Republicans were furious with Democrats for “not reading the bill” and splitting hairs over the application of Hyde, which for decades has forbidden government spending on abortions except in the cases of rape, incest, and endangering the life of the mother. 

Democrats were equally angry, charging Republicans with sneaking in the language and accusing them of trying to extend the reach of Hyde by applying it to private money – the victims’ fund is financed by fees against trafficking perpetrators, not by taxpayers.

The seeds to a solution sprouted in the cornfields in Minnesota, according to the state’s Democratic senator, Amy Klobuchar. She was driving through the fields near Moorhead at the start of the congressional two-week April recess, when it occurred to her that the victims’ fund could be used only for nonmedical needs, such as shelter for victims and help for law enforcement. That would shield it from the Hyde amendment.

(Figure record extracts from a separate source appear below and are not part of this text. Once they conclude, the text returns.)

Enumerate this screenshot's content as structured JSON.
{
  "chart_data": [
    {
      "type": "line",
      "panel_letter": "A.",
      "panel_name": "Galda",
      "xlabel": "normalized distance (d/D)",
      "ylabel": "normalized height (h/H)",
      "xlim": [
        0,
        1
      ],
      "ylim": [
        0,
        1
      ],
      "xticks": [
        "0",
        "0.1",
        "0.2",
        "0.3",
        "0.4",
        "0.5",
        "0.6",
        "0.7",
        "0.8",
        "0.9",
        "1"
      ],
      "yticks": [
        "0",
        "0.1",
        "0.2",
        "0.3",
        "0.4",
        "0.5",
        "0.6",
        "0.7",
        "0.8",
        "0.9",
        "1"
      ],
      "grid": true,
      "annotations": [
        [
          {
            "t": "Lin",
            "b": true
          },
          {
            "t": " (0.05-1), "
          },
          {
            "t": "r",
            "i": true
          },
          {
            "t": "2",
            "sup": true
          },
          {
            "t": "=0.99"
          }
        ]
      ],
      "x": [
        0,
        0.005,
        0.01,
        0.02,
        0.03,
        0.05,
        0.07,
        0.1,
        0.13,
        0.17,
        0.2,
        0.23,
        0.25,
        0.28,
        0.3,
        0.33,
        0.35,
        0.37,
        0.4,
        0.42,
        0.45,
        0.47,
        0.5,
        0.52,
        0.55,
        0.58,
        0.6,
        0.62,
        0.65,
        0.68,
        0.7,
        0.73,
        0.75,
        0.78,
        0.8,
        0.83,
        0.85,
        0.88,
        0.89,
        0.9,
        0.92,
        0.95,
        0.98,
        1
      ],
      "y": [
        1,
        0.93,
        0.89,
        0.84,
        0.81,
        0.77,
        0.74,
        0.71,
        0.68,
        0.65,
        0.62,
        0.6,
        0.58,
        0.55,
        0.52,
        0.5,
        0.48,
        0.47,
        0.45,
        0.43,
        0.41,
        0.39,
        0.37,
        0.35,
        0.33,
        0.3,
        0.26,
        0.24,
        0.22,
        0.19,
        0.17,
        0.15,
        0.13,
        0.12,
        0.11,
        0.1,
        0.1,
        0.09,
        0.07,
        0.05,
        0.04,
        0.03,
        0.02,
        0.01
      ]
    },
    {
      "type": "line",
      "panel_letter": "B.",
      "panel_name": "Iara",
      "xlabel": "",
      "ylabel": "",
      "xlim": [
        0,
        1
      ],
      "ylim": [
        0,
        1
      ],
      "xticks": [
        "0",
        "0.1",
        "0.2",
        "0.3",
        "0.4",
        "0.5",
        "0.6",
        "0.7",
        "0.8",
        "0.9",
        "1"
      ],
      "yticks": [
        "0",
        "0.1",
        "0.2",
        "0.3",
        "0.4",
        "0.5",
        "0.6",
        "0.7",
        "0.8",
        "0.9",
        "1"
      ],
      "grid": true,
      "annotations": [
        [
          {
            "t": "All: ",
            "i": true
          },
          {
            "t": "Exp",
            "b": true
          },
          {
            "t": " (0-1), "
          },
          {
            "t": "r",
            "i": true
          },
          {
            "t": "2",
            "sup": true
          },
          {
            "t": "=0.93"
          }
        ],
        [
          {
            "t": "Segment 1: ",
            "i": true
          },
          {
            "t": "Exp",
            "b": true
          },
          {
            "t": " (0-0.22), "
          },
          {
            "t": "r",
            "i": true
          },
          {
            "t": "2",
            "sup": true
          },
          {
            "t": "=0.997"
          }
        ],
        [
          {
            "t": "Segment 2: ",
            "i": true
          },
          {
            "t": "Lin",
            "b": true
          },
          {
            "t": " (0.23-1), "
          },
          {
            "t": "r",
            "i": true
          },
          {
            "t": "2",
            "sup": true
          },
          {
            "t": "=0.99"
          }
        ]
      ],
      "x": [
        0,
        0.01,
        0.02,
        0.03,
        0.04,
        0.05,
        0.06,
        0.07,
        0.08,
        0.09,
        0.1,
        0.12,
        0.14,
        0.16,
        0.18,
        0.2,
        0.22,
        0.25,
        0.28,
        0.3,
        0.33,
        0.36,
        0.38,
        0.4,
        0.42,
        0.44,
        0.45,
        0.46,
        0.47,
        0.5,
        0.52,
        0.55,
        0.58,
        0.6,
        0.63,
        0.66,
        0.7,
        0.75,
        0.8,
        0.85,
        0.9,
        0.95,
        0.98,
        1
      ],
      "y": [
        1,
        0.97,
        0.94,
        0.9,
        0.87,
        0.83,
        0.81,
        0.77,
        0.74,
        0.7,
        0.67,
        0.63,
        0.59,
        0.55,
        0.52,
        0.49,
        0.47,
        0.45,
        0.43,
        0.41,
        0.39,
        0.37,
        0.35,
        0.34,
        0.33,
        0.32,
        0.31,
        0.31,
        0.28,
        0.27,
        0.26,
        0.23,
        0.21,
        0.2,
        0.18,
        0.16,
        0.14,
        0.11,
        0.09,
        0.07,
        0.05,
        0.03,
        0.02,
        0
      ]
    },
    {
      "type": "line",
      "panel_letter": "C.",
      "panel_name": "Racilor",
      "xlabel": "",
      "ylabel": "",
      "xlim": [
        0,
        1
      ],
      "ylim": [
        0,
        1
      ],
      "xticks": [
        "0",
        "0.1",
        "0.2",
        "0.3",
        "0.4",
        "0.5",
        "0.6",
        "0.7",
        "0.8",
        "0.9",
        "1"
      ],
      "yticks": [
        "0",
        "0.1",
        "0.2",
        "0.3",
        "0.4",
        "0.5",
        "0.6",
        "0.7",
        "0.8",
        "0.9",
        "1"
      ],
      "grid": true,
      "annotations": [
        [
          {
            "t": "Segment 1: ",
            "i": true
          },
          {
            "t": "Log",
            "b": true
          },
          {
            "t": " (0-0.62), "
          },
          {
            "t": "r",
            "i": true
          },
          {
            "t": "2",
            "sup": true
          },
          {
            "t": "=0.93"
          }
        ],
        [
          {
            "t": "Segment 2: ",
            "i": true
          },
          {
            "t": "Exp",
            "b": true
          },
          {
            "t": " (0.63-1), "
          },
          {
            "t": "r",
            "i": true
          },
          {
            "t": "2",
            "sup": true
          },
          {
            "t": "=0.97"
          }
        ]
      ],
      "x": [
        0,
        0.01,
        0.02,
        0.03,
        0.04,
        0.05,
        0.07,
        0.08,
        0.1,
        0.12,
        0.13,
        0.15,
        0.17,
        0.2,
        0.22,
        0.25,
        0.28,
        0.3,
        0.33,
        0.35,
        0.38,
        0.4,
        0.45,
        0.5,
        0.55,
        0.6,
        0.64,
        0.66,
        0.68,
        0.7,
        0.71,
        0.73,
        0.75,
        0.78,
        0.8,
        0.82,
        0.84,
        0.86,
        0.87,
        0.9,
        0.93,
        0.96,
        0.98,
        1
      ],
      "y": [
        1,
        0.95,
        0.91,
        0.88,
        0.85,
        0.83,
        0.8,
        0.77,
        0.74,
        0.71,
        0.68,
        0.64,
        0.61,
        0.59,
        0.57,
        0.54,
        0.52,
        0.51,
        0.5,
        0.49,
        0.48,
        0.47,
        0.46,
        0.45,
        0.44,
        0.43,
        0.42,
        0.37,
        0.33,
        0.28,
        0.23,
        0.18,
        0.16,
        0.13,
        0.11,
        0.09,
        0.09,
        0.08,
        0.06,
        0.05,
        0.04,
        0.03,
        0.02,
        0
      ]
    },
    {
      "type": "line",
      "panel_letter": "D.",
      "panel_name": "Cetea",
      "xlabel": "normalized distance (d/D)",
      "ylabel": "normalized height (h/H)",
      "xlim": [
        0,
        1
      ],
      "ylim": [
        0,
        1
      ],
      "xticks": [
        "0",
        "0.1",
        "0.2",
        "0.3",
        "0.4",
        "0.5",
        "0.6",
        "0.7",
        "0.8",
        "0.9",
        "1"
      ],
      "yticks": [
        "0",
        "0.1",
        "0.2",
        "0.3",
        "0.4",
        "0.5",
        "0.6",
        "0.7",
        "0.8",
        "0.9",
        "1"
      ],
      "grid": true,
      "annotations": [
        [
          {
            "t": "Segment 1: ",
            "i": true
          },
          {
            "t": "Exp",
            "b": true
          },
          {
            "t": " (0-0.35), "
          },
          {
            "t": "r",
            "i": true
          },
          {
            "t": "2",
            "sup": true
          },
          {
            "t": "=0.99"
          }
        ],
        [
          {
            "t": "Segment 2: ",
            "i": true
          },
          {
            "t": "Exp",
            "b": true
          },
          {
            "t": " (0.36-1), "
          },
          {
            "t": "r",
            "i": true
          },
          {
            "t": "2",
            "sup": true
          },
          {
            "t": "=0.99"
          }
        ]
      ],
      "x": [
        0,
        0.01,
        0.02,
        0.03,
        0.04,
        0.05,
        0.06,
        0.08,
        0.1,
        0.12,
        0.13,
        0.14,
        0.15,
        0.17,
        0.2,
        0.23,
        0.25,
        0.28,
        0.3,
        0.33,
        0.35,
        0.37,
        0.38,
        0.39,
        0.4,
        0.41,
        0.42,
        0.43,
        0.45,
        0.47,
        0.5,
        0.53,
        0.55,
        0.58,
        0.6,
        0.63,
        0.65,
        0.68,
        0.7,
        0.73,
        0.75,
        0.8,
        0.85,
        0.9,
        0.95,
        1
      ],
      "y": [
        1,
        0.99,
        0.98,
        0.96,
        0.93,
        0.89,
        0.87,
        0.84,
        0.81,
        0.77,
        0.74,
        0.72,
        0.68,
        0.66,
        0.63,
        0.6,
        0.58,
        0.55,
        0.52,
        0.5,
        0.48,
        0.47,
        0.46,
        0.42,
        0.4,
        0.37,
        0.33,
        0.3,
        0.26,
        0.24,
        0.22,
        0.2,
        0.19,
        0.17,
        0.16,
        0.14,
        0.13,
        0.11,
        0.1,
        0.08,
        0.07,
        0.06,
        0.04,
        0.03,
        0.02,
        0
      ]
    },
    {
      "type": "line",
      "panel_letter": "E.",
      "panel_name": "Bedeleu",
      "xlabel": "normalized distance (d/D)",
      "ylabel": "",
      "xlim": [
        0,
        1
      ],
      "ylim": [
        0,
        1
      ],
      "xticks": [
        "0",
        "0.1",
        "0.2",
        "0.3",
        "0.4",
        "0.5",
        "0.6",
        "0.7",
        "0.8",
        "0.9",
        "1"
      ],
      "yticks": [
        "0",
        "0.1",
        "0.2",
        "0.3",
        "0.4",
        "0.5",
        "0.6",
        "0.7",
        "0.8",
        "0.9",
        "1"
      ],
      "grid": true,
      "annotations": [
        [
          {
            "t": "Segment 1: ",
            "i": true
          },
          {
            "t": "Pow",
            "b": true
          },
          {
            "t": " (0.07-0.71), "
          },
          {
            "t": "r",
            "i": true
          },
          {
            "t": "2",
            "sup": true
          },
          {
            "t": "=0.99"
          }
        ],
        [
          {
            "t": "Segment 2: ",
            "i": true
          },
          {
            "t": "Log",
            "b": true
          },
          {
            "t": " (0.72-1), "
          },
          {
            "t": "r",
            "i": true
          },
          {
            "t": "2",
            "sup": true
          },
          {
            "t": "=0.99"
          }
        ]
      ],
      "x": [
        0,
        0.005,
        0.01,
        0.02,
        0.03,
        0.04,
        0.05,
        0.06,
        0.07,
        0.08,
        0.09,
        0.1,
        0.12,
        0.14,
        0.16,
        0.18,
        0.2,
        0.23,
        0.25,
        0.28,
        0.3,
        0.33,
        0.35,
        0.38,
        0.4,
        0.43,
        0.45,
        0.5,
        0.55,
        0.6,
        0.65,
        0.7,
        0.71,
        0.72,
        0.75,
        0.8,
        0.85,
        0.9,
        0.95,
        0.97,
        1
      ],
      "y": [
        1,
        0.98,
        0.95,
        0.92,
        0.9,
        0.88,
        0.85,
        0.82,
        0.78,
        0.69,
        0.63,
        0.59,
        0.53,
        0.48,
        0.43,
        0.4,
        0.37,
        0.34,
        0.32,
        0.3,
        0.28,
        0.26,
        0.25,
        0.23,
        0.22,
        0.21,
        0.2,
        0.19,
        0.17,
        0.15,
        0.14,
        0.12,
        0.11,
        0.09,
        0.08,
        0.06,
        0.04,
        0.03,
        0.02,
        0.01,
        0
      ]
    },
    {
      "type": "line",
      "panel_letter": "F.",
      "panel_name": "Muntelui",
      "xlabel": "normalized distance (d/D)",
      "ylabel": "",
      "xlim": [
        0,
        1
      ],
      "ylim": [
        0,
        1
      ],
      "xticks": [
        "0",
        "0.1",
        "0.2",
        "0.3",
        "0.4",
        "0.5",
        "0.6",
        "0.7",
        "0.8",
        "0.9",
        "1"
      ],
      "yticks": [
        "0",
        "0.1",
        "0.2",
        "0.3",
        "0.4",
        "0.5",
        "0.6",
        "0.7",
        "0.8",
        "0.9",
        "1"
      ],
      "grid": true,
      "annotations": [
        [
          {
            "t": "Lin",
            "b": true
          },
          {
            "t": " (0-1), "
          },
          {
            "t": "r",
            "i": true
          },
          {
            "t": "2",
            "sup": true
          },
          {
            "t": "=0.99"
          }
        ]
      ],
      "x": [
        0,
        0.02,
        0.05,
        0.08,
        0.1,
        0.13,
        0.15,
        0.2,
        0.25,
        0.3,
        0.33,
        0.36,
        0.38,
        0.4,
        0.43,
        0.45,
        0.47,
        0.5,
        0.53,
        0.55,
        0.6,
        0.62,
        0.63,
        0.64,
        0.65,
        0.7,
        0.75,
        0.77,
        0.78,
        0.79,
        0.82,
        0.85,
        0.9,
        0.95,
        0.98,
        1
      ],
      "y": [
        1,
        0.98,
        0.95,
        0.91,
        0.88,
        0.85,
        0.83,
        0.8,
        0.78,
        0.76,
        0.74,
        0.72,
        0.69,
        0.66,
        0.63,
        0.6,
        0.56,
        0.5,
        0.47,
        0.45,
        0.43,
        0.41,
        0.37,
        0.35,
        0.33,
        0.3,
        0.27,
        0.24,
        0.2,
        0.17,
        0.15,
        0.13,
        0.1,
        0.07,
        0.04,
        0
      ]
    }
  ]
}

A separate government fund from taxpayer dollars could deal with medical issues, such as mental health services. That fund would still be covered by Hyde, though the amendment wouldn’t apply to most cases because so many state consent laws consider minors victims of rape.

Senator Klobuchar got on her phone and started calling key players, from Reid to Cornyn. No one ever said, “that’s a bad idea,” she told reporters.

Details were worked out by many people, with Sen. Patty Murray (D) of Washington negotiating the final deal with Cornyn.

The agreement is a win for both sides, with Democrats able to keep the status quo on abortion funding, while Republicans can still say Hyde applies. “I really tried to put myself in his shoes,” she said of Cornyn, with whom she worked closely on this issue. 

Her own amendment, to define people who are trafficked as victims rather than criminals, is expected to pass as part of the bill when it comes up for a vote, expected on Wednesday.

Klobuchar says she was overjoyed that an agreement had been reached on an issue that she has been working on for years. That, too, is a big reason for the stirrings of change. Frustrated senators are just as sick of gridlock as the public. They are seizing opportunities and running with them.

That’s not to say that all are singing in harmony. Democrats are livid that McConnell has held the Lynch vote hostage in order to force a solution on the trafficking bill. That is a highly unusual move, and has kept Ms. Lynch in limbo longer than the last seven attorneys general combined. Reid on Tuesday criticized the Republican leadership as "a complete flop."

Democrats are also fuming over the Republican budget outlines passed by each chamber. And raw feelings still linger over a sudden rule change by Reid in the last Congress, with Senate Armed Services Committee Chairman John McCain (R) of Arizona admitting he’s holding up Obama appointees as payback, according to Politico.

Then there are the intra-party fights, among Democrats over trade, for instance, and Republicans over spending.

Still, success has a way of breeding success, and the excitement over accomplishments is palpable on the Hill – even as everyone tries not to get too excited.

“We at least have seen a little of that frost melt,” said Klobuchar. It was an understated remark from a senator with a big smile on her face.